As estações de comboio e de
metro costumam ser sombrias. Cada pessoa que passa leva a sua história, de onde
vem, para onde vai, com um enorme balão de pensamentos junto à sua cabeça. Algumas
não levam pensamentos, levam música, alta baixa, calma, de ritmo acelerado em
consonância com os seus pés... Não há balões mais bonitos que outros, aqui a subjetividade
não entra. Todos têm direito a pensar, a emitir ondas de pensamento que
condigam com a sua personalidade. Mas, como tenho direito à subjetividade neste
espaço negro que é o meu ecrã, digo que os balões que mais me agradam é o das
pessoas que vão absorvidas pelo seu livro.

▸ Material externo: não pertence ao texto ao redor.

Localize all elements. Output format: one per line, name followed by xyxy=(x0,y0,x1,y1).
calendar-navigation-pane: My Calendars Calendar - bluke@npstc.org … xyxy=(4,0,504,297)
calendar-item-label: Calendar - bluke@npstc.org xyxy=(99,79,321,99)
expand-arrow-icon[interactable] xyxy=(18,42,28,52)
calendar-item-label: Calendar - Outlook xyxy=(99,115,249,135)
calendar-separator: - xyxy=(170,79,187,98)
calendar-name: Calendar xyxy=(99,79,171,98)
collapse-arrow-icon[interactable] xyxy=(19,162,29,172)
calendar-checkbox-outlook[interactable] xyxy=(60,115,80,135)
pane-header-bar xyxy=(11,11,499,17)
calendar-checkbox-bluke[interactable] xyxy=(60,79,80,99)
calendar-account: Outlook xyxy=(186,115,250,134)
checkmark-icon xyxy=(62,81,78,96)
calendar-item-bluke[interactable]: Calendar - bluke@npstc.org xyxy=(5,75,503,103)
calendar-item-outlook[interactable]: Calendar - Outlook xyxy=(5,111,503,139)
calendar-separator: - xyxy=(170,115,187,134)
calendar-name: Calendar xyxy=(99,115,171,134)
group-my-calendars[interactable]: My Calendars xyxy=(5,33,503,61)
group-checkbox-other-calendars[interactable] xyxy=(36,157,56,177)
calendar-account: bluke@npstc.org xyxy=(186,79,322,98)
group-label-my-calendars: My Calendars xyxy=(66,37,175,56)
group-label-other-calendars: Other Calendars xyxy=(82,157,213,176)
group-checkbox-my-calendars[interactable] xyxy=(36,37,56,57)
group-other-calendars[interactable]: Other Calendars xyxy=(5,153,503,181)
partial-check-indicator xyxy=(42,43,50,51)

Sair de casa a correr, chegar à
estação onde se apanha metro, comboio, paragem de autocarro, aeroporto, etc. Abrir
a mala (para os minimalistas, o saco de pano ou o não-saco que são as suas
próprias mãos), olhar para a capa (seja ela do livro impresso ou a que protege
o seu leitor eletrónico) e lembrar-se do livro que tem estado a ler em cada
minuto em que lhe parece apropriado. Numa sequência fulminante, as cenas e
rostos imaginados das personagens passam-nos à frente da cabeça, atrás, não
interessa, atualizando-nos da intriga apresentada ali.
Quando não acontece
prontamente, abre-se no sítio em que se deixou pendurada a história (uns leem
por capítulos, eu pessoalmente leio até me cansar e paro abruptamente), ao ler
três, quatro palavras, a atualização ou a ligação com a história é
restabelecida e somos atirados ao maravilhoso mundo que o autor nos criou, para
nos entreter e fazer esquecer que estamos no Cais do Sodré, lado a lado com
fumadores sobre o cais (com letra minúscula). Pela força do hábito, já sabemos
quais as escadas subir, qual a porta a abrir e que lugar tomar, de preferência
do lado em que apreciaremos as águas, primeiro do rio e depois do mar,
vice-versa no sentido oposto. Esses são momentos em que descanso do livro, o
pouso sobre o colo e admiro a parte mais bela do trajeto; se a história estiver
num diálogo arrebatado ou qualquer outro tipo de ação de colar a vista ao
papel, perco essa fase da viagem, sabendo que amanhã lá passarei, mesmo que a
luz já não seja a mesma, lá passarei.
Há alturas do dia ou carruagens
do comboio em que ler é uma atividade coletiva e cada balão apresenta um tema
diferente. Não vejo balões nem leio pensamentos, mas vejo espelhado nos rostos
de quem lê as palavras, frases, trechos que formam um universo único pela forma
como se apresenta. Inúmeros fatores formam aquela interpretação num momento
único. Porque, se se voltar a ler aquilo mais tarde, mesmo que seja no mesmo
comboio, a interpretação será diferente. Caso vos pareça exatamente igual a
outra situação, desenganem-se. Ou então não evoluíram de todo (será possível?
sim, isso é o que penso de certas atitudes).
Há uns belos anos atrás,
arriscaria a dizer uns seis, poucos liam nos transportes públicos. Nem a
revista Caras. Não sei se era pelo poder esparso económico (talvez, mas hoje em
dia é pior), se pelo receio de expor os seus interesses aos olhos curiosos da autoridade
pública que é o vizinho do lado. Também não percebo o hábito de forrar o livro
para que ninguém mais possa saber qual foi o título que lhe ofereceram barra
compraram barra requisitaram na biblioteca (isto ainda existe?); felizmente, é
uma realidade agradável, olhar ao longo da cobra metálica e ver sobressair todo
o tipo e formato de livros das mãos dos passageiros. Observar os outros é algo
que todos fazem e pouco mal tem, mas prefiro levantar os olhos apenas para
descansar e não para admirar o look dos que me rodeiam. Já me bastam os cheiros
emanados e misturados pela concentração num espaço confinado. Ah, há seis anos
as pessoas já andavam em metros de 3 carruagens? Que me lembre, não.
(imagem daqui)
Fechar o livro significa ter
chegado ao local de destino. Por vezes, é uma irritação, porque precisamente
quando estava a ficar interessante, temos de fechar o livro, pois caminhar a
ler ao mesmo tempo não calha bem com a cidade que temos.